Figure 5: (a) Human mesenchymal stem cells (hMSCs) not only proliferated on initial seeded microcarriers but also colonized
empty microcarriers; (b) hMSCs expanded quickly in the bioreactor and reached maximum cell number (~600 million cells) in
12 d. The grey bar represents the expected cell number from a 10-Stack CellSTACK in 14 d; (C) No difference in cell surface
antigen expression between hMSCs expanded in CellSTACK and a bioreactor with microcarriers (dotted line: isotype control;
dark blue line: bioreactor; light blue line: CellSTACK).
hMSCs were characterized following expansion for two weeks in 2D and 3D cultures (see Figure 6). Expanded cells were exposed to differentiation media toward adipogenic and osteogenic lineages, cytogenetic analysis, and
cell functional analysis. Regardless of method of expansion, expanded hMSCs demonstrated multipotent differentiation abilities,
normal male karyotype, and the ability to secrete important cytokines, including interferon-gamma, interleukin-6 and interleukin-8.
Figure 6: (a) After expansion for two weeks in CellSTACK and Mobius CellReady 3-L bioreactor, human mesenchymal stem cells
(hMSCs) demonstrate multipotent differentiation abilities; (b) Expanded hMSCs retain normal male karyotype; (C) Induced expanded
hMSCs secrete important cytokines, including IFN-γ, IL-6, and IL-8.
Spent media (glutamine, glucose, lactic acid and NH4+) from 2D and 3D culture were analyzed and compared (see Figure 7). Additionally, multiple parameters that potentially affect hMSC expansion in 3D cultures were examined, including the concentration
of lactic acid in the media and feeding strategies (see Figure 7). The capacity to monitor and control the metabolism of cells in a bioreactor facilitates a feeding strategy to maximize
Figure 7: (a) Spent media (glutamine, glucose, lactic acid and NH4+) from bioreactor and CellSTACK were analyzed; (b) Parameters (e.g., concentration of lactic acid in the media, dO2, pH and feeding strategies) that affect hMSCs expansion in bioreactor were studied.

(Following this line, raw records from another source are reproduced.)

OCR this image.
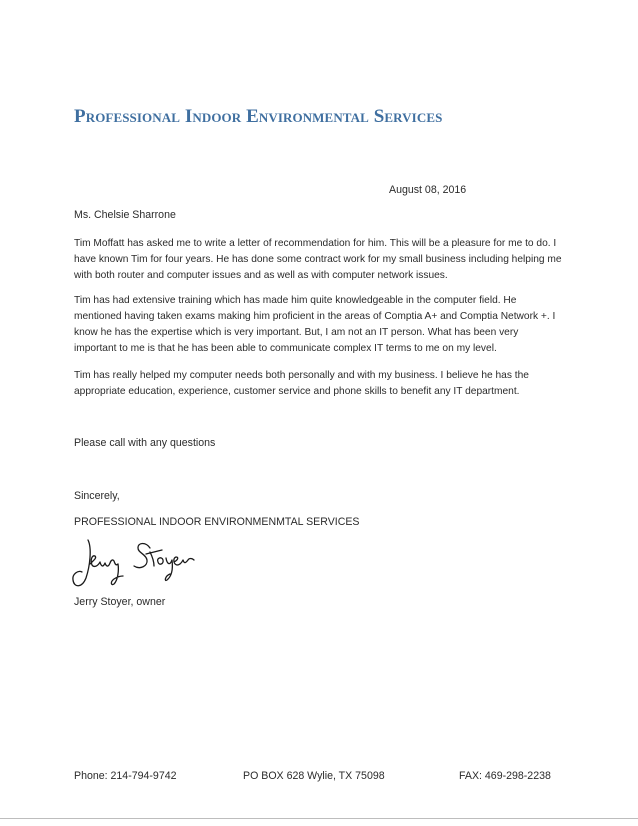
Professional Indoor Environmental Services
August 08, 2016
Ms. Chelsie Sharrone

Tim Moffatt has asked me to write a letter of recommendation for him. This will be a pleasure for me to do. I have known Tim for four years. He has done some contract work for my small business including helping me with both router and computer issues and as well as with computer network issues.

Tim has had extensive training which has made him quite knowledgeable in the computer field. He mentioned having taken exams making him proficient in the areas of Comptia A+ and Comptia Network +. I know he has the expertise which is very important. But, I am not an IT person. What has been very important to me is that he has been able to communicate complex IT terms to me on my level.

Tim has really helped my computer needs both personally and with my business. I believe he has the appropriate education, experience, customer service and phone skills to benefit any IT department.

Please call with any questions
Sincerely,
PROFESSIONAL INDOOR ENVIRONMENMTAL SERVICES
Jerry Stoyer, owner
Phone: 214-794-9742	PO BOX 628 Wylie, TX 75098	FAX: 469-298-2238
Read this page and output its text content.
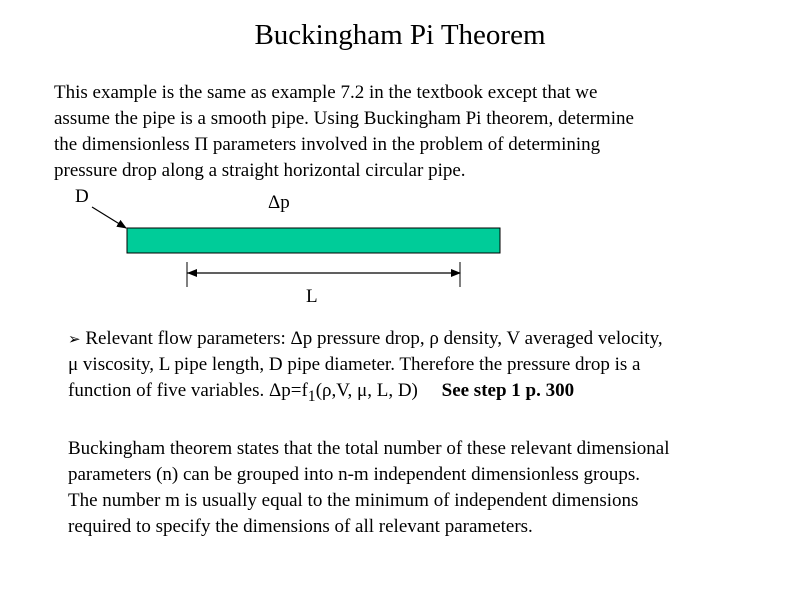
Buckingham Pi Theorem
This example is the same as example 7.2 in the textbook except that we
assume the pipe is a smooth pipe. Using Buckingham Pi theorem, determine
the dimensionless Π parameters involved in the problem of determining
pressure drop along a straight horizontal circular pipe.
D	Δp
L
➢ Relevant flow parameters: Δp pressure drop, ρ density, V averaged velocity,
μ viscosity, L pipe length, D pipe diameter. Therefore the pressure drop is a
function of five variables. $\Delta p=f_1(\rho,V$, μ, L, D) See step 1 p. 300
Buckingham theorem states that the total number of these relevant dimensional
parameters (n) can be grouped into n-m independent dimensionless groups.
The number m is usually equal to the minimum of independent dimensions
required to specify the dimensions of all relevant parameters.
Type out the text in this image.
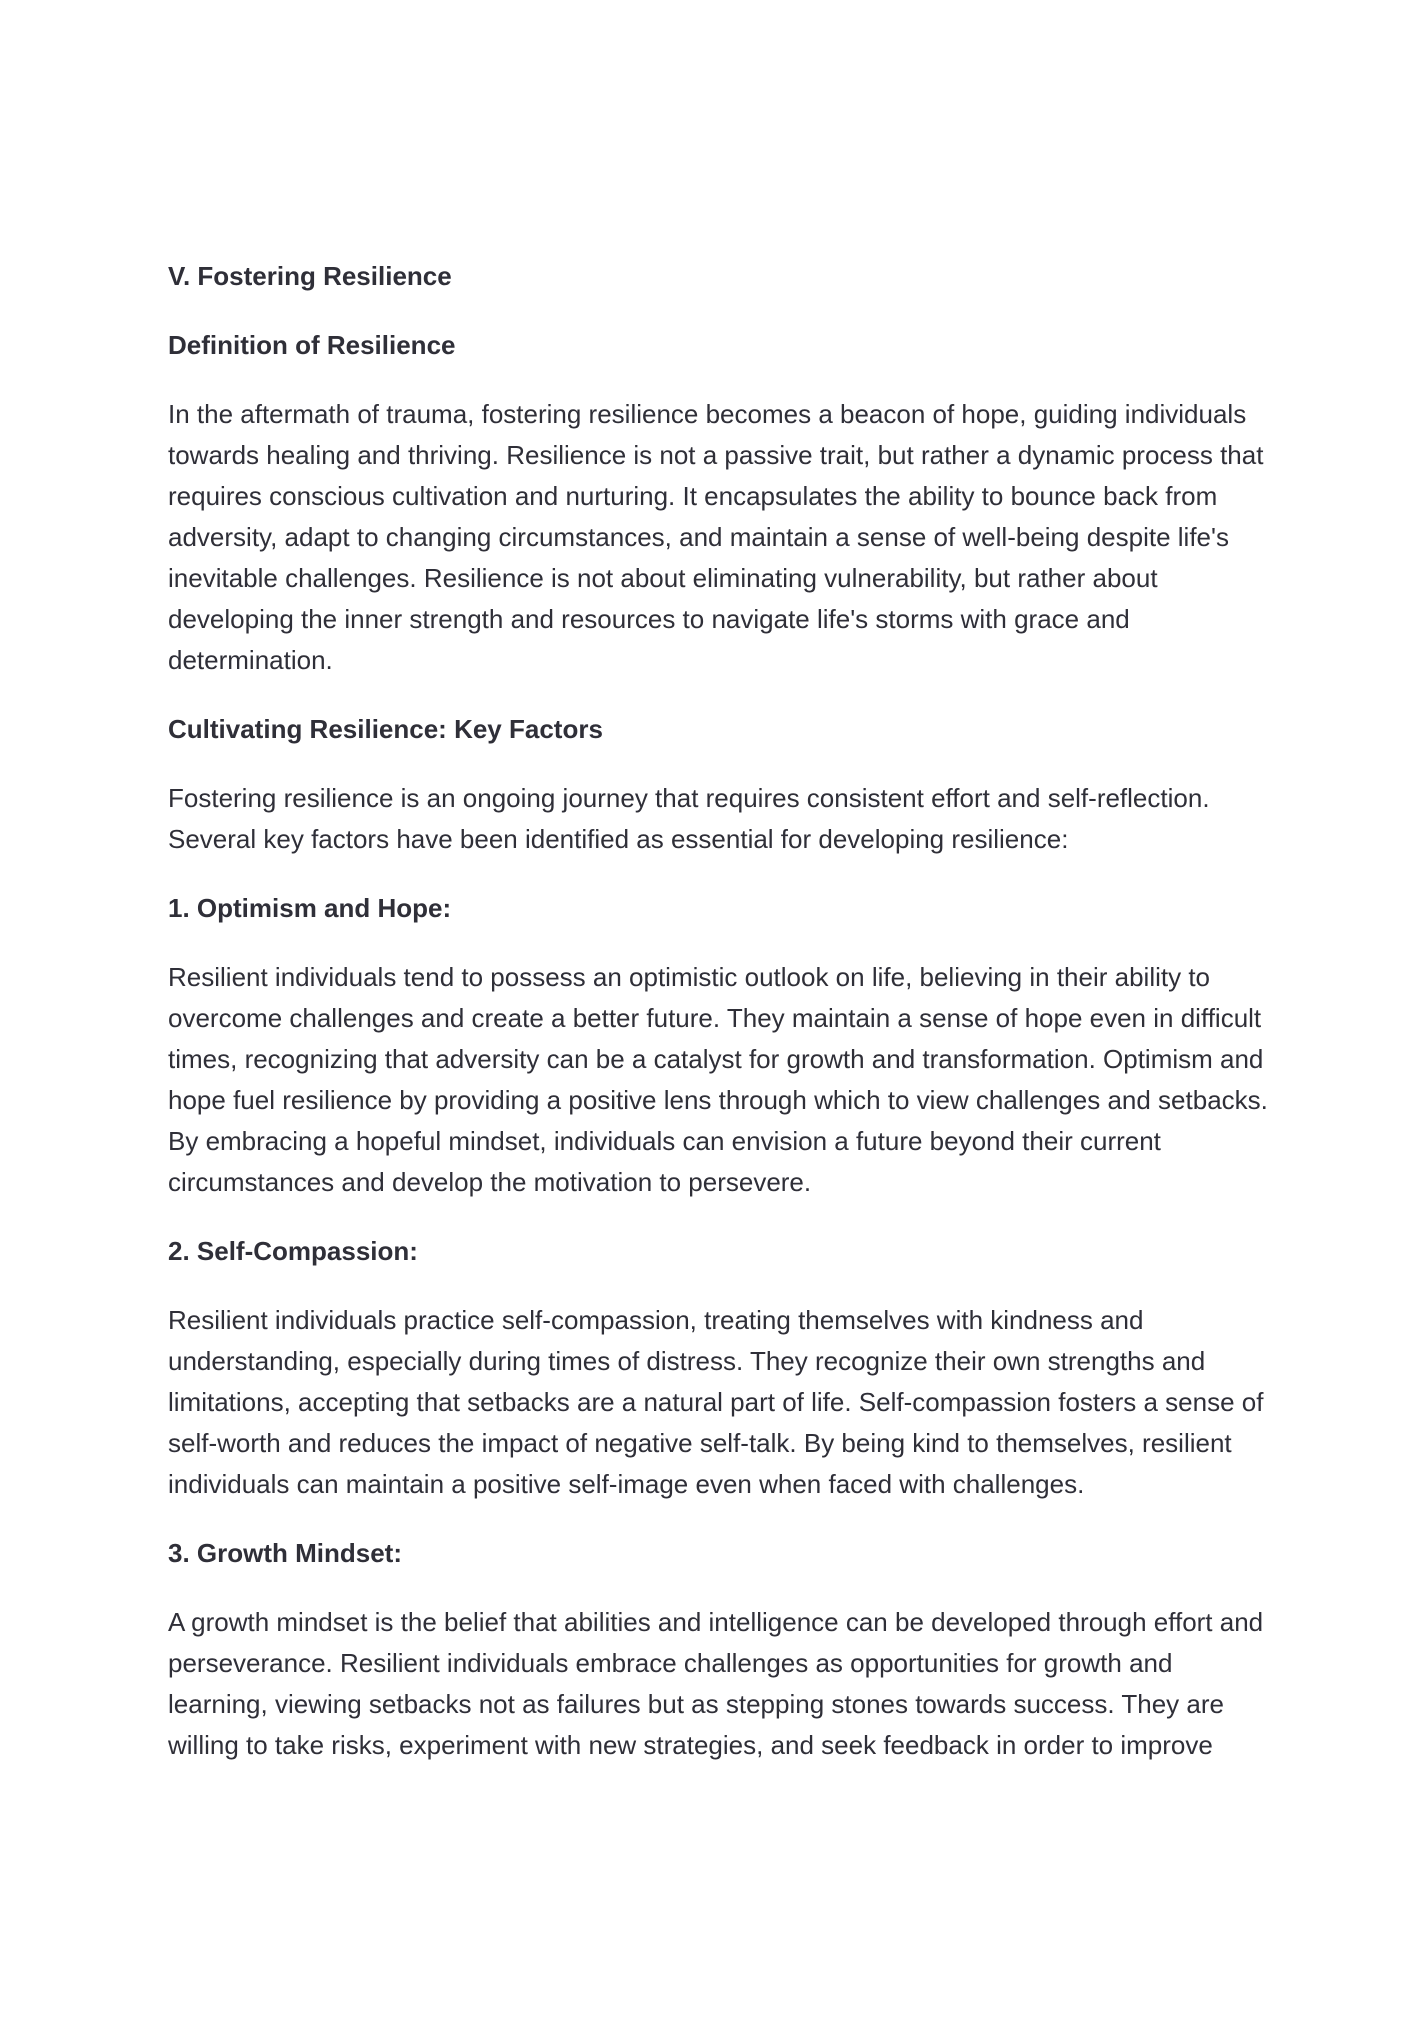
V. Fostering Resilience

Definition of Resilience

In the aftermath of trauma, fostering resilience becomes a beacon of hope, guiding individuals towards healing and thriving. Resilience is not a passive trait, but rather a dynamic process that requires conscious cultivation and nurturing. It encapsulates the ability to bounce back from adversity, adapt to changing circumstances, and maintain a sense of well-being despite life's inevitable challenges. Resilience is not about eliminating vulnerability, but rather about developing the inner strength and resources to navigate life's storms with grace and determination.

Cultivating Resilience: Key Factors

Fostering resilience is an ongoing journey that requires consistent effort and self-reflection. Several key factors have been identified as essential for developing resilience:

1. Optimism and Hope:

Resilient individuals tend to possess an optimistic outlook on life, believing in their ability to overcome challenges and create a better future. They maintain a sense of hope even in difficult times, recognizing that adversity can be a catalyst for growth and transformation. Optimism and hope fuel resilience by providing a positive lens through which to view challenges and setbacks. By embracing a hopeful mindset, individuals can envision a future beyond their current circumstances and develop the motivation to persevere.

2. Self-Compassion:

Resilient individuals practice self-compassion, treating themselves with kindness and understanding, especially during times of distress. They recognize their own strengths and limitations, accepting that setbacks are a natural part of life. Self-compassion fosters a sense of self-worth and reduces the impact of negative self-talk. By being kind to themselves, resilient individuals can maintain a positive self-image even when faced with challenges.

3. Growth Mindset:

A growth mindset is the belief that abilities and intelligence can be developed through effort and perseverance. Resilient individuals embrace challenges as opportunities for growth and learning, viewing setbacks not as failures but as stepping stones towards success. They are willing to take risks, experiment with new strategies, and seek feedback in order to improve
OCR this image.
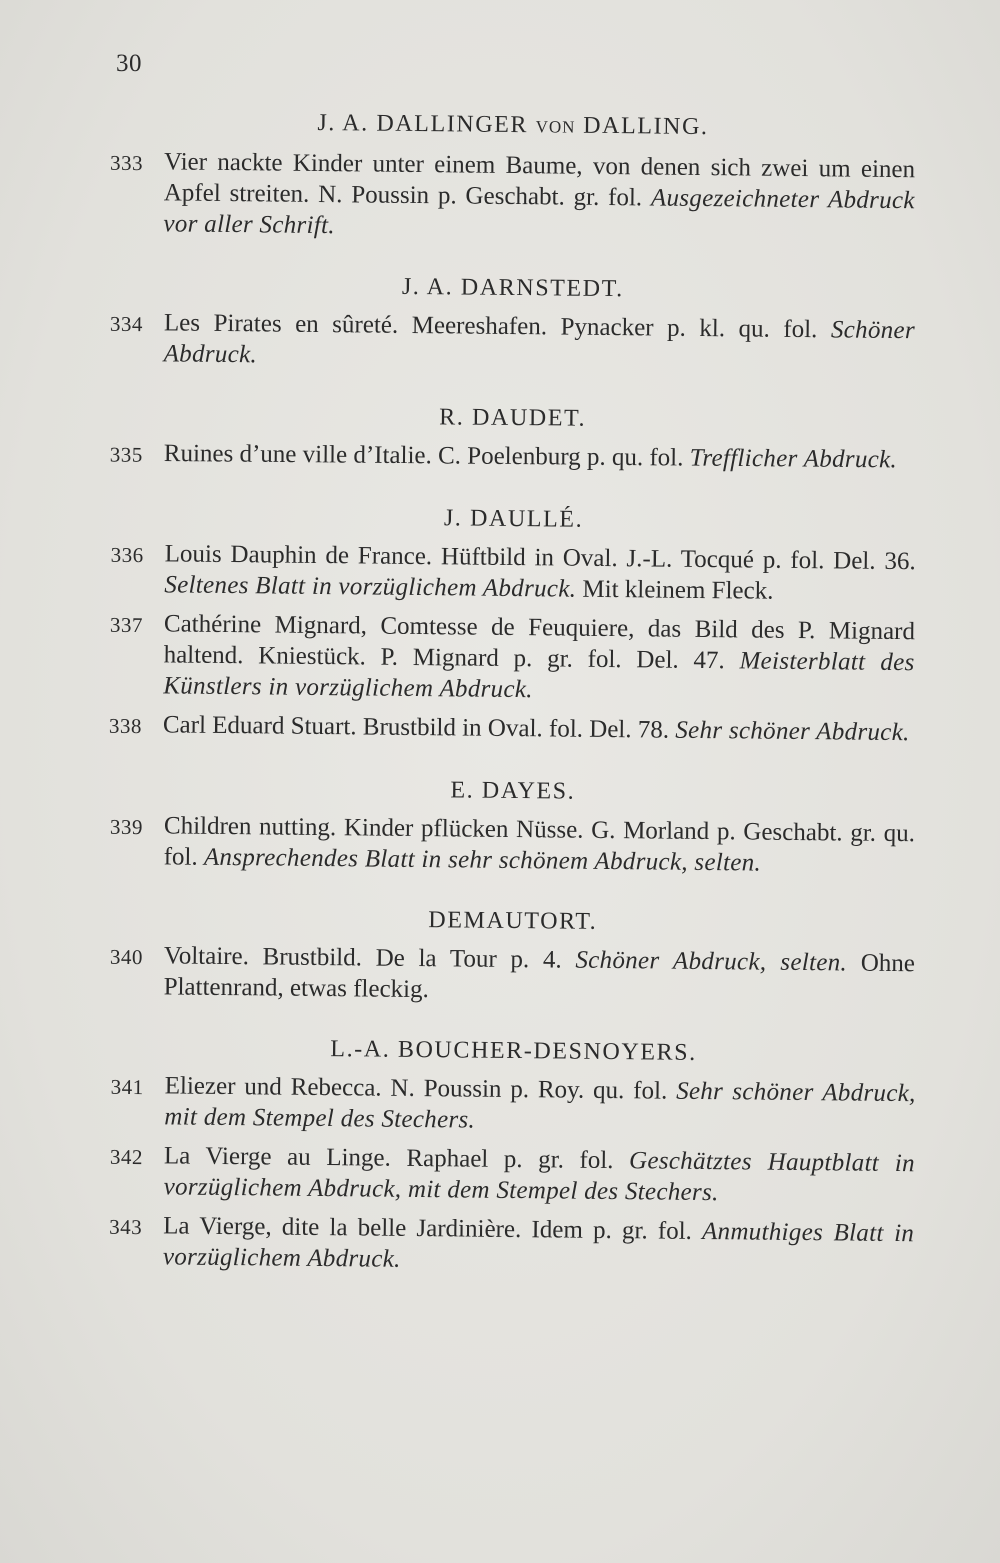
30
J. A. DALLINGER VON DALLING.
333 Vier nackte Kinder unter einem Baume, von denen sich zwei um einen Apfel streiten. N. Poussin p. Geschabt. gr. fol. Ausgezeichneter Abdruck vor aller Schrift.
J. A. DARNSTEDT.
334 Les Pirates en sûreté. Meereshafen. Pynacker p. kl. qu. fol. Schöner Abdruck.
R. DAUDET.
335 Ruines d’une ville d’Italie. C. Poelenburg p. qu. fol. Trefflicher Abdruck.
J. DAULLÉ.
336 Louis Dauphin de France. Hüftbild in Oval. J.-L. Tocqué p. fol. Del. 36. Seltenes Blatt in vorzüglichem Abdruck. Mit kleinem Fleck.
337 Cathérine Mignard, Comtesse de Feuquiere, das Bild des P. Mignard haltend. Kniestück. P. Mignard p. gr. fol. Del. 47. Meisterblatt des Künstlers in vorzüglichem Abdruck.
338 Carl Eduard Stuart. Brustbild in Oval. fol. Del. 78. Sehr schöner Abdruck.
E. DAYES.
339 Children nutting. Kinder pflücken Nüsse. G. Morland p. Geschabt. gr. qu. fol. Ansprechendes Blatt in sehr schönem Abdruck, selten.
DEMAUTORT.
340 Voltaire. Brustbild. De la Tour p. 4. Schöner Abdruck, selten. Ohne Plattenrand, etwas fleckig.
L.-A. BOUCHER-DESNOYERS.
341 Eliezer und Rebecca. N. Poussin p. Roy. qu. fol. Sehr schöner Abdruck, mit dem Stempel des Stechers.
342 La Vierge au Linge. Raphael p. gr. fol. Geschätztes Hauptblatt in vorzüglichem Abdruck, mit dem Stempel des Stechers.
343 La Vierge, dite la belle Jardinière. Idem p. gr. fol. Anmuthiges Blatt in vorzüglichem Abdruck.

The effect of lactate and glucose concentration and pH on the expansion of hMSC on microcarriers in suspension culture was
tested (data not shown). hMSCs were able to grow under conditions of no glucose by consuming other nutrients in the medium;
however, the growth rate was reduced. hMSCs were able to expand under conditions of high glucose concentration (4.5 g/L) without
significantly reducing growth rate. High concentrations of lactate (> 1/6 g/L) inhibit hMSC growth on microcarriers, which
is consistent with 2D culture results. Growth was significantly reduced at low pH (< 6.8).